One of the biggest cases of human trafficking in our area ends Monday with a sentencing in federal court.
Dozens of women and girls from the most desperate of circumstances were lured into sex work by a Topeka man, according to the FBI.
The ring was being partially run out of night club in Lawrence, Kansas.
“I think that most people don’t believe it’s happening in our smaller areas. They think it’s just a big city problem and it’s actually found everywhere,” says FBI Special Agent Amy Ramsey, who supervises the human trafficking squad in the Kansas City field office.
The numbers are disturbing.
The National Human Trafficking Hotline, which works with federal and local law enforcement, says so far this year almost 4,500 cases of trafficking have been reported.
That number has steadily risen since 2012.
That’s also true in Kansas, where cases have doubled in the last five years, reaching 54 in 2016. In Missouri there were 48 cases in 2012. Last year, that number jumped to 135.
Traffickers go where they can find the most vulnerable. “So people who are down and out. Maybe they are looking for housing. People who are just in a bad spot, who can be easily coerced and can be talked into something like that,” says Ramsey. “There are promises of shelter, food clothing, help with their children. Usually the promises are just in the beginning and quickly fade away.”
That’s exactly how Frank Boswell operated, the government says.
"Members of the organization identified single mothers, females with drug problems, or females living his shelters," says the plea deal the U.S. Attorney's office filed with the court. "For example, TW, a single mother, was living in a homeless shelter. The defendant (Boswell) told TW that he would take care of her if she worked for him."
In October 2015, a federal grand jury indicted Boswell and six others on nine counts of human trafficking. Boswell acted as the "'pimp,' 'mac,' or the leader of a prostitution organization," the indictment charged. "At various times, Boswell had ownership interest in different businesses, including Club Magic, a night club in Lawrence, Kansas, and Magic Lawn Care, a lawn care business in Topeka, Kansas."
Boswell is scheduled to be sentenced Monday afternoon after pleading guilty to one count to human trafficking. The man who managed Club Magic, Sean Hall, pleaded guilty last June to one count of conspiracy but he has yet to be sentenced.
Club Magic operated near 24th and Alabama in Lawrence, right behind a McDonalds drive-thru. The club is closed now. Few knew that a huge human trafficking ring was being run partly out of this building.
The government says Boswell and his fellow defendants traveled to homeless shelters and churches in Nebraska, Iowa, Arkansas, Tennessee and Missouri to recruit women and juveniles into his sex ring.
The whole case started when the Topeka Police Department's narcotics unit was doing a prostitution sting at a motel in 2010.
“Often times prostitution and drug activity go hand-in-hand,” says Topeka Police spokeswoman Lt.

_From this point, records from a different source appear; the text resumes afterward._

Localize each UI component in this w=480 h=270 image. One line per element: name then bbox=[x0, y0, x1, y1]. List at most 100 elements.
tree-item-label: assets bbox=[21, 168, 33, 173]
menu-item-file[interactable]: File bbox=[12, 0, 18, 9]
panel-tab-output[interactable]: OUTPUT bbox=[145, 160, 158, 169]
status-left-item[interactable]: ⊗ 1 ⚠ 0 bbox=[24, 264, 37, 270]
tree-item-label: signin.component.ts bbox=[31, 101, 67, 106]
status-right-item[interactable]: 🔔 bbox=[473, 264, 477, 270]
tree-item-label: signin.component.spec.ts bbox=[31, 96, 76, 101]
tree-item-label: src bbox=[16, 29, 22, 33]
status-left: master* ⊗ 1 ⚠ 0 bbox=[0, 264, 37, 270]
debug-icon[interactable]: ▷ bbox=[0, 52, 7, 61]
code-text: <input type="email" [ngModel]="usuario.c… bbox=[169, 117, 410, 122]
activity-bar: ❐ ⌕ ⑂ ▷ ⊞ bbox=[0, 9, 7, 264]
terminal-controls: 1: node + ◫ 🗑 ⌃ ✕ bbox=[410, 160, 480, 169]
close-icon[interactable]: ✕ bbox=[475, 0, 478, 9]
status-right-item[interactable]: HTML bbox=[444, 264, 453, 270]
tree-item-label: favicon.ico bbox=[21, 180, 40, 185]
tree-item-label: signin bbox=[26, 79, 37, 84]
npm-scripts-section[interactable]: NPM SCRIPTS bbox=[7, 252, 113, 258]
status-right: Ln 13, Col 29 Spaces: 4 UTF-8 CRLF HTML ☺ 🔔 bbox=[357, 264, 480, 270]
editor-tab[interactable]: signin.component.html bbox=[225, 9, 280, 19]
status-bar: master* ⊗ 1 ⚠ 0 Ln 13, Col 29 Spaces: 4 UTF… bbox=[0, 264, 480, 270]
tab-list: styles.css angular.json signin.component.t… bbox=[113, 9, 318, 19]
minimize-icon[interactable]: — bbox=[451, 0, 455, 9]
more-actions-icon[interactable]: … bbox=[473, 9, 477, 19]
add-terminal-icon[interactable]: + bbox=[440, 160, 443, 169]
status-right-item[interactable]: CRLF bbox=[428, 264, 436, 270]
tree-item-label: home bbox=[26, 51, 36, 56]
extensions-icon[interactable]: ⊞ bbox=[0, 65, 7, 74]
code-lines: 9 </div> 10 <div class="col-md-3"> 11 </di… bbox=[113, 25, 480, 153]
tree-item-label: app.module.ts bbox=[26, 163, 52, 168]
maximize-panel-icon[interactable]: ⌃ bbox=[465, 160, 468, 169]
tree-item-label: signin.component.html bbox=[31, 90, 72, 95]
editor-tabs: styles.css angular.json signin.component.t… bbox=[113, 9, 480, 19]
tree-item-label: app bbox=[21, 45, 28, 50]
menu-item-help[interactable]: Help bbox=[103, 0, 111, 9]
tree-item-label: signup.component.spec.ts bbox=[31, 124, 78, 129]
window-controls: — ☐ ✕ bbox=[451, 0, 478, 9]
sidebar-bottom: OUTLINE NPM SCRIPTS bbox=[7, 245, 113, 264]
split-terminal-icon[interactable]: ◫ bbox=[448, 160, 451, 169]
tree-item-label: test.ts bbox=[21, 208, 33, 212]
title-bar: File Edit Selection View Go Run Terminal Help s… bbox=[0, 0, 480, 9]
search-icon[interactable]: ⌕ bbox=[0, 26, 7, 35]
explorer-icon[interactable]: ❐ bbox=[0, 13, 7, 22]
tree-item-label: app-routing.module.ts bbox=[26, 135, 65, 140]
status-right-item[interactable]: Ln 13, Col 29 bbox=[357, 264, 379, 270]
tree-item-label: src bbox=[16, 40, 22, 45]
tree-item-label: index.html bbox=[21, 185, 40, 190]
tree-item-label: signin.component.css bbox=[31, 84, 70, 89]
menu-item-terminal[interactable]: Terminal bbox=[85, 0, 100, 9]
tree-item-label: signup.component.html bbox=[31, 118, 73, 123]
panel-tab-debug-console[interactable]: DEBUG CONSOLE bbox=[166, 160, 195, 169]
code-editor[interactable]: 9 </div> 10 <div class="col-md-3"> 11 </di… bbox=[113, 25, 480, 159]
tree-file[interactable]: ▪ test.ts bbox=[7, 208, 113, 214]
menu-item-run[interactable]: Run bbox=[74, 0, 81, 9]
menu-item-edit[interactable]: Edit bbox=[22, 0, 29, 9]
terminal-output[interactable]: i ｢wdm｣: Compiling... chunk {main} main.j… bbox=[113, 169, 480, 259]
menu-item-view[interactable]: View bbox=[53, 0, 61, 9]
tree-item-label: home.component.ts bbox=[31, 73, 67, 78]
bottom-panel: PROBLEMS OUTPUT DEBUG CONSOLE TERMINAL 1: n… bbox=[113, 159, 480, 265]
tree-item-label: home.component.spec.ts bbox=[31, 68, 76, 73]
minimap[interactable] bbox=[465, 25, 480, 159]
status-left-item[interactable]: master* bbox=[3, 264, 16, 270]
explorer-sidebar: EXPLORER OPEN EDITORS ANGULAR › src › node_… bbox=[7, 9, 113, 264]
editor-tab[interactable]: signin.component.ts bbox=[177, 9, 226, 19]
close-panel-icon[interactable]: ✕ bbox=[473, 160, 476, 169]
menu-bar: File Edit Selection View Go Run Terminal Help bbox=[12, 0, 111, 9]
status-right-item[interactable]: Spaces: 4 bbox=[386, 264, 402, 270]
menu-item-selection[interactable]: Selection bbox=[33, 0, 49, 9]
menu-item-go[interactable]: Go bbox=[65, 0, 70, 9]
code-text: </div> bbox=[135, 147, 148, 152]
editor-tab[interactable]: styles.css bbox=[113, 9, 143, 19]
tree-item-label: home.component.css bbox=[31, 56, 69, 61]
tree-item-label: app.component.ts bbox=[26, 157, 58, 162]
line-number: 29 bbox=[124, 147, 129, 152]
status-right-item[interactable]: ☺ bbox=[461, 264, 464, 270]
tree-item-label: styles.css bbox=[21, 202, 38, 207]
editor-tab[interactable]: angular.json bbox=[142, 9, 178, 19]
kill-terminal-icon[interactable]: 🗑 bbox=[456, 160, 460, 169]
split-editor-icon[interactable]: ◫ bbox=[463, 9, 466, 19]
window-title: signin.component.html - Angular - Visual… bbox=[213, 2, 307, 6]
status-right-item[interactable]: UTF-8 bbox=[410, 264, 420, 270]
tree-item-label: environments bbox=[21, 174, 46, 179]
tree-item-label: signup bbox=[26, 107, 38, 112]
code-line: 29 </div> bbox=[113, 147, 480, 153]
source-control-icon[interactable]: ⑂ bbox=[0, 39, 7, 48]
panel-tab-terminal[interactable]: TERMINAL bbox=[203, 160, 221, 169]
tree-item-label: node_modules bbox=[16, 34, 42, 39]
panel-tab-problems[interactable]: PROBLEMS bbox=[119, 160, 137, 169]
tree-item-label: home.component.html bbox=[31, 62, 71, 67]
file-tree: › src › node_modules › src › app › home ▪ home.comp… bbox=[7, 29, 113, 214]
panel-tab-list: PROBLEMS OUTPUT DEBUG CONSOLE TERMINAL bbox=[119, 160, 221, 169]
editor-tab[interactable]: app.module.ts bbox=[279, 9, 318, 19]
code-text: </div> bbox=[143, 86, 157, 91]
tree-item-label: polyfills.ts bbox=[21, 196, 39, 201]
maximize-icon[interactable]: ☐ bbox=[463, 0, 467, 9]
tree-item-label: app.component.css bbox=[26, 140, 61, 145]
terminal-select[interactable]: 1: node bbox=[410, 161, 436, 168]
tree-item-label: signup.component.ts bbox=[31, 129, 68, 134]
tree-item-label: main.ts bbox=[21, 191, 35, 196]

Colleen Stuart.
She says detectives would call up women advertising on the notorious Backpage.com.
Frank Boswell wasn’t even on their radar when the sting began. "So that name came up, (and then) more investigation into what’s this all about, how deep does it go, how wide does it go?” Stuart says.
So wide, she says, that they turned it over to the FBI who traced it to Boswell's Club Magic where he performed and recorded under the name Benafyshal (pronounced beneficial.)
The lyrics from Boswell’s song “U Can Get It” are about the kind of glamorous and lucrative life Boswell promised he could provide to women selling sex.
The video was shot in Club Magic with Boswell holding a handful of money.
There was nothing small about the trafficking operation or the club. Even Tech N9ne, Kansas City’s most famous rapper, shows up in a Club Magic video. To be clear, nobody says Tech N9ne is part of any criminal activity but here he is with Boswell.
“Yo, this is the one they call Tech N9ne and I’m in the backroom somewhere with my homeboy Franko," Tech N9ne says in a YouTube video promoting Club Magic. "If y’all wanna know what backroom we in, we in Club Magic baby. You know what I’m saying, baby, in Lawrence, Kansas. When I’m here, this is where I come."
A spokesman for Tech N9ne says neither the artist nor his company had a comment on the video or the case.
The club is closed, Boswell faces up to 63 months in prison and, the FBI says, the case isn’t over yet.